Was war es nun, das sie gehört hatten? Ja, vor allem hörten sie, dass die Liebe, die sie gesehen und der sie selbst in ihrem Leben mit Jesus begegnet waren, dass die Liebe, an die sie als eine Liebe geglaubt hatten, die auch die Liebe Gottes war, und die ihnen eine wunderbare Lebenskraft gewesen war in den Tagen, als sie Jesus folgten, wie der Fluss, von dem wir singen – der Fluss, der Felsen stürzen kann, der Fluss, der Eisberge schmelzen kann, der Blutschuld tilgen kann – , ja, in erster Linie hörten sie, dass diese Liebe jetzt doch die Macht hatte und über alles hinaus vorwärts wies, mit Gültigkeit für alle Tage, obwohl das geschehen war, was Karfreitag geschah.

Man kann auf vielerlei Weise sagen, was die Freude des Christentums ist. Aber auf jeden Fall, so möchte ich sagen, ist sie die Freude daran, in Freimütigkeit mit der Wahrheit über sich selbst und sein Leben umgehen zu können. All dem in die Augen sehen zu können und doch mit Freuden hier sein zu können.

Wir können es nicht immer von selbst – allen Dingen in die Augen sehen und doch mit Freimütigkeit hier sein. In dem Film „The Shipping News“, einem feinen Film, der wohl noch in den Kinos zu sehen ist, kommt ein kleines Mädchen vor, das seine Mutter verliert. Die Mutter kommt bei einem Autounfall ums Leben, und der Vater wagt nicht, der Tocher zu sagen, dass ihre Mutter tot ist. Er sagt: „ Sie schläft mit den Engeln“, und glaubt, so sei es am besten. Aber es stellt sich heraus, dass das ein Problem ist. Denn wie das Mädchen später sagt: „Wenn ich schlafe, dann pflege ich doch wieder aufzuwachen.“

Wir begegnen in dem Film mehreren anderen Personen, die von Lügen leben, weil sie das Dasein nicht aushalten können, wie es ist, – weil sie nicht in Freimütigkeit mit der Wahrheit über sich selbst und ihr Leben umgehen können.

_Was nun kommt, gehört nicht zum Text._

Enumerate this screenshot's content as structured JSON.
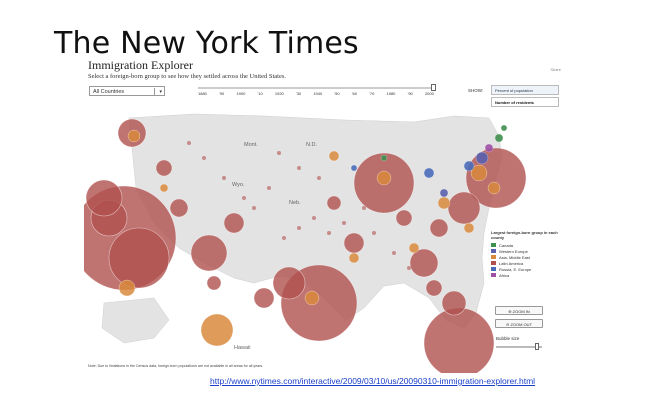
{
  "slide": {
    "title": "The New York Times",
    "url": "http://www.nytimes.com/interactive/2009/03/10/us/20090310-immigration-explorer.html"
  },
  "app": {
    "title": "Immigration Explorer",
    "subtitle": "Select a foreign-born group to see how they settled across the United States.",
    "group_select": "All Countries",
    "share": "Share",
    "timeline": [
      "1880",
      "'90",
      "1900",
      "'10",
      "1920",
      "'30",
      "1940",
      "'50",
      "'60",
      "'70",
      "1980",
      "'90",
      "2000"
    ],
    "timeline_selected": "2000",
    "show_label": "SHOW:",
    "show_options": [
      "Percent of population",
      "Number of residents"
    ],
    "show_selected": "Number of residents",
    "state_labels": [
      "Mont.",
      "N.D.",
      "Wyo.",
      "Neb.",
      "Hawaii"
    ],
    "legend": {
      "title": "Largest foreign-born group in each county",
      "items": [
        {
          "label": "Canada",
          "color": "#3f8f4f"
        },
        {
          "label": "Western Europe",
          "color": "#5a5fae"
        },
        {
          "label": "Asia, Middle East",
          "color": "#d9893c"
        },
        {
          "label": "Latin America",
          "color": "#b0514f"
        },
        {
          "label": "Russia, E. Europe",
          "color": "#4a6cb8"
        },
        {
          "label": "Africa",
          "color": "#9c4fa3"
        }
      ]
    },
    "zoom_in": "ZOOM IN",
    "zoom_out": "ZOOM OUT",
    "bubble_size": "Bubble size",
    "note": "Note: Due to limitations in the Census data, foreign-born populations are not available in all areas for all years."
  }
}
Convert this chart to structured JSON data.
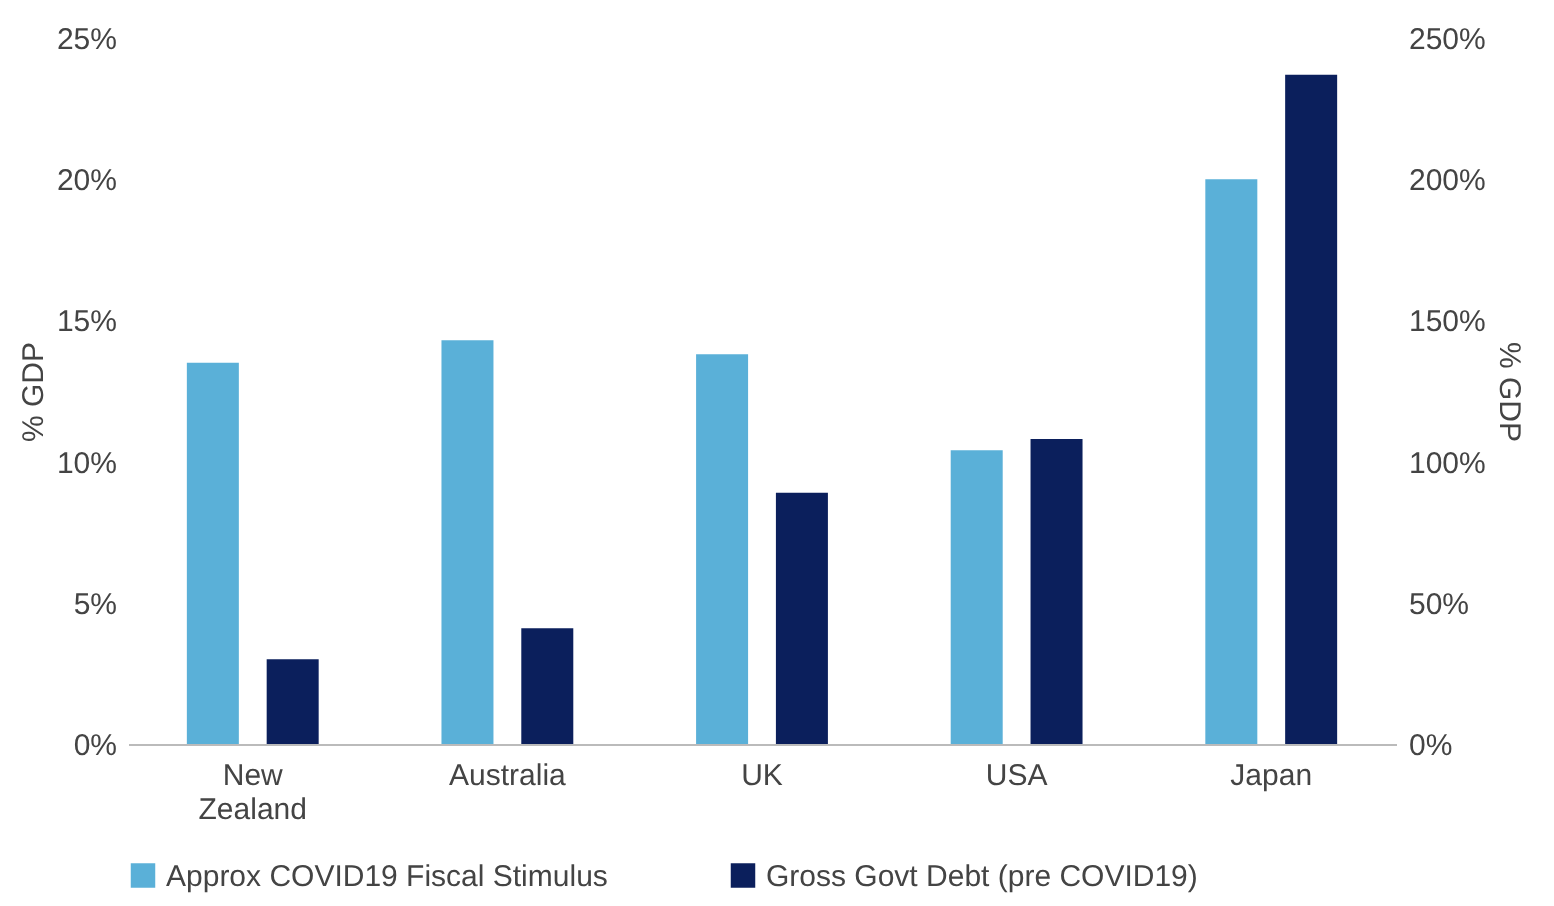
{
  "chart_data": {
    "type": "bar",
    "categories": [
      "New Zealand",
      "Australia",
      "UK",
      "USA",
      "Japan"
    ],
    "series": [
      {
        "name": "Approx COVID19 Fiscal Stimulus",
        "color": "#5ab0d8",
        "values": [
          13.5,
          14.3,
          13.8,
          10.4,
          20.0
        ]
      },
      {
        "name": "Gross Govt Debt (pre COVID19)",
        "color": "#0b1f5c",
        "axis": "y2",
        "values": [
          30,
          41,
          89,
          108,
          237
        ]
      }
    ],
    "ylabel": "% GDP",
    "y2label": "% GDP",
    "ylim": [
      0,
      25
    ],
    "yticks": [
      {
        "value": 0,
        "label": "0%"
      },
      {
        "value": 5,
        "label": "5%"
      },
      {
        "value": 10,
        "label": "10%"
      },
      {
        "value": 15,
        "label": "15%"
      },
      {
        "value": 20,
        "label": "20%"
      },
      {
        "value": 25,
        "label": "25%"
      }
    ],
    "y2lim": [
      0,
      250
    ],
    "y2ticks": [
      {
        "value": 0,
        "label": "0%"
      },
      {
        "value": 50,
        "label": "50%"
      },
      {
        "value": 100,
        "label": "100%"
      },
      {
        "value": 150,
        "label": "150%"
      },
      {
        "value": 200,
        "label": "200%"
      },
      {
        "value": 250,
        "label": "250%"
      }
    ],
    "grid": false,
    "legend": "bottom"
  }
}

Unter ihnen ist auch eine ältere Frau. Sie ist als junges Mädchen von ihrem großen Bruder vergewaltigt worden – sie wurde auch schwanger, trieb aber das Kind ab – und ihr ganzes Leben lang hat sie dieses furchtbare Geheimnis für sich behalten. Denn, wie sie sagt, als der Vater des kleinen Kindes auf anderem Weg den Zusammenhang entdeckt hat: „Ich glaubte, ich würde zu Stein, wenn es jemand erfahren würde!“ Aber die Wahrheit, das zeigt der Film, die Wahrheit ist – und natürlich ist das die Wahrheit, dass die Enthüllung erlöst. Sie macht die Frau frei, diejenige zu sein, die sie ist.

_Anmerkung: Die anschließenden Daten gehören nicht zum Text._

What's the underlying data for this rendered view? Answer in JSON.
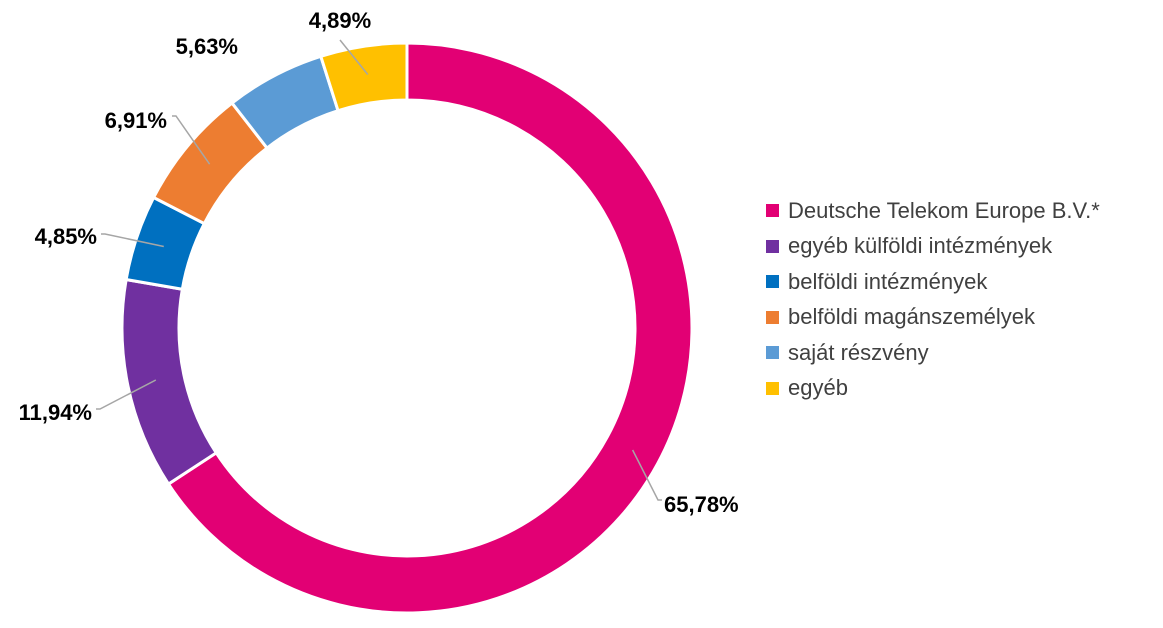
{
  "chart_data": {
    "type": "pie",
    "variant": "donut",
    "title": "",
    "legend_position": "right",
    "slices": [
      {
        "name": "Deutsche Telekom Europe B.V.*",
        "value": 65.78,
        "label": "65,78%",
        "color": "#e20074"
      },
      {
        "name": "egyéb külföldi intézmények",
        "value": 11.94,
        "label": "11,94%",
        "color": "#7030a0"
      },
      {
        "name": "belföldi intézmények",
        "value": 4.85,
        "label": "4,85%",
        "color": "#0070c0"
      },
      {
        "name": "belföldi magánszemélyek",
        "value": 6.91,
        "label": "6,91%",
        "color": "#ed7d31"
      },
      {
        "name": "saját részvény",
        "value": 5.63,
        "label": "5,63%",
        "color": "#5b9bd5"
      },
      {
        "name": "egyéb",
        "value": 4.89,
        "label": "4,89%",
        "color": "#ffc000"
      }
    ]
  }
}
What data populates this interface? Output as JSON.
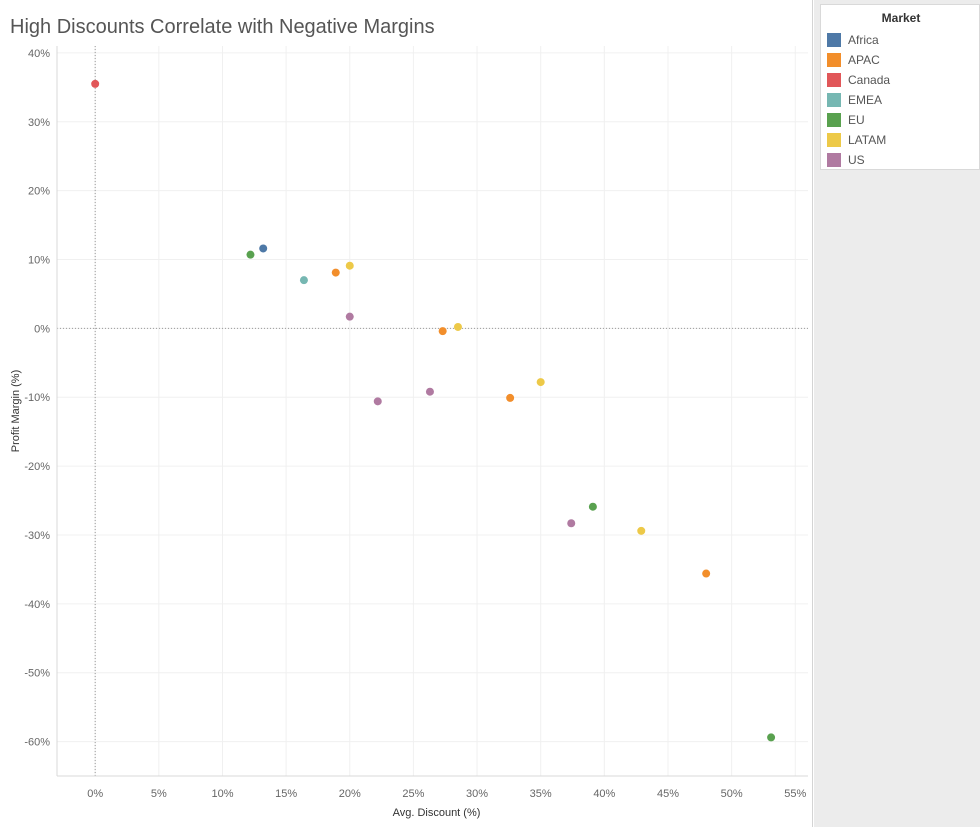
{
  "window": {
    "title": "High Discounts Correlate with Negative Margins"
  },
  "legend": {
    "title": "Market",
    "items": [
      {
        "label": "Africa",
        "color": "#4e79a7"
      },
      {
        "label": "APAC",
        "color": "#f28e2b"
      },
      {
        "label": "Canada",
        "color": "#e15759"
      },
      {
        "label": "EMEA",
        "color": "#76b7b2"
      },
      {
        "label": "EU",
        "color": "#59a14f"
      },
      {
        "label": "LATAM",
        "color": "#edc948"
      },
      {
        "label": "US",
        "color": "#b07aa1"
      }
    ]
  },
  "chart_data": {
    "type": "scatter",
    "title": "High Discounts Correlate with Negative Margins",
    "xlabel": "Avg. Discount (%)",
    "ylabel": "Profit Margin (%)",
    "xlim": [
      -3,
      56
    ],
    "ylim": [
      -65,
      41
    ],
    "x_ticks": [
      0,
      5,
      10,
      15,
      20,
      25,
      30,
      35,
      40,
      45,
      50,
      55
    ],
    "x_tick_labels": [
      "0%",
      "5%",
      "10%",
      "15%",
      "20%",
      "25%",
      "30%",
      "35%",
      "40%",
      "45%",
      "50%",
      "55%"
    ],
    "y_ticks": [
      40,
      30,
      20,
      10,
      0,
      -10,
      -20,
      -30,
      -40,
      -50,
      -60
    ],
    "y_tick_labels": [
      "40%",
      "30%",
      "20%",
      "10%",
      "0%",
      "-10%",
      "-20%",
      "-30%",
      "-40%",
      "-50%",
      "-60%"
    ],
    "grid": true,
    "reference_lines": {
      "x": 0,
      "y": 0
    },
    "legend_position": "top-right",
    "series": [
      {
        "name": "Africa",
        "color": "#4e79a7",
        "points": [
          {
            "x": 13.2,
            "y": 11.6
          }
        ]
      },
      {
        "name": "APAC",
        "color": "#f28e2b",
        "points": [
          {
            "x": 18.9,
            "y": 8.1
          },
          {
            "x": 27.3,
            "y": -0.4
          },
          {
            "x": 32.6,
            "y": -10.1
          },
          {
            "x": 48.0,
            "y": -35.6
          }
        ]
      },
      {
        "name": "Canada",
        "color": "#e15759",
        "points": [
          {
            "x": 0.0,
            "y": 35.5
          }
        ]
      },
      {
        "name": "EMEA",
        "color": "#76b7b2",
        "points": [
          {
            "x": 16.4,
            "y": 7.0
          }
        ]
      },
      {
        "name": "EU",
        "color": "#59a14f",
        "points": [
          {
            "x": 12.2,
            "y": 10.7
          },
          {
            "x": 39.1,
            "y": -25.9
          },
          {
            "x": 53.1,
            "y": -59.4
          }
        ]
      },
      {
        "name": "LATAM",
        "color": "#edc948",
        "points": [
          {
            "x": 20.0,
            "y": 9.1
          },
          {
            "x": 28.5,
            "y": 0.2
          },
          {
            "x": 35.0,
            "y": -7.8
          },
          {
            "x": 42.9,
            "y": -29.4
          }
        ]
      },
      {
        "name": "US",
        "color": "#b07aa1",
        "points": [
          {
            "x": 20.0,
            "y": 1.7
          },
          {
            "x": 22.2,
            "y": -10.6
          },
          {
            "x": 26.3,
            "y": -9.2
          },
          {
            "x": 37.4,
            "y": -28.3
          }
        ]
      }
    ]
  }
}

Als der Vater des kleinen Mädchens gegen Ende der Handlung in dem Film sich gezwungen sieht, dem Mädchen zu sagen, dass ihre Mutter also tot ist, weil die Tochter darauf beharrt, auf sie zu warten, da zeigt sich auch das als eine Befreiung. Sie weinen zusammen, die Tochter wirft sich dem Vater um den Hals. Beide werden frei davon, so dass sie das Leben, das das ihre ist, leben können.

Und so gibt es Wahrheiten, denen wir in die Augen sehen müssen, wenn wir frei leben können wollen. Es hilft nichts, dasjenige zur Seite zu schieben, was wir am liebsten anders gesehen hätten, was unseren Schmerz hervorruft, unseren Verdruss, unsere Angst oder unsere Trauer. Es ist sehr viel besser, die Freimütigkeit zu besitzen, die das Christentum für die Menschen hat, die Freimütigkeit, die aus dem Glauben daran kommt, dass der Ostermorgen die Auferstehung der Liebe war, die in Jesu Leben war, der Liebe, die also auch die Liebe Gottes war, mit einer Reichweite über alle Tage und alle Menschen hin.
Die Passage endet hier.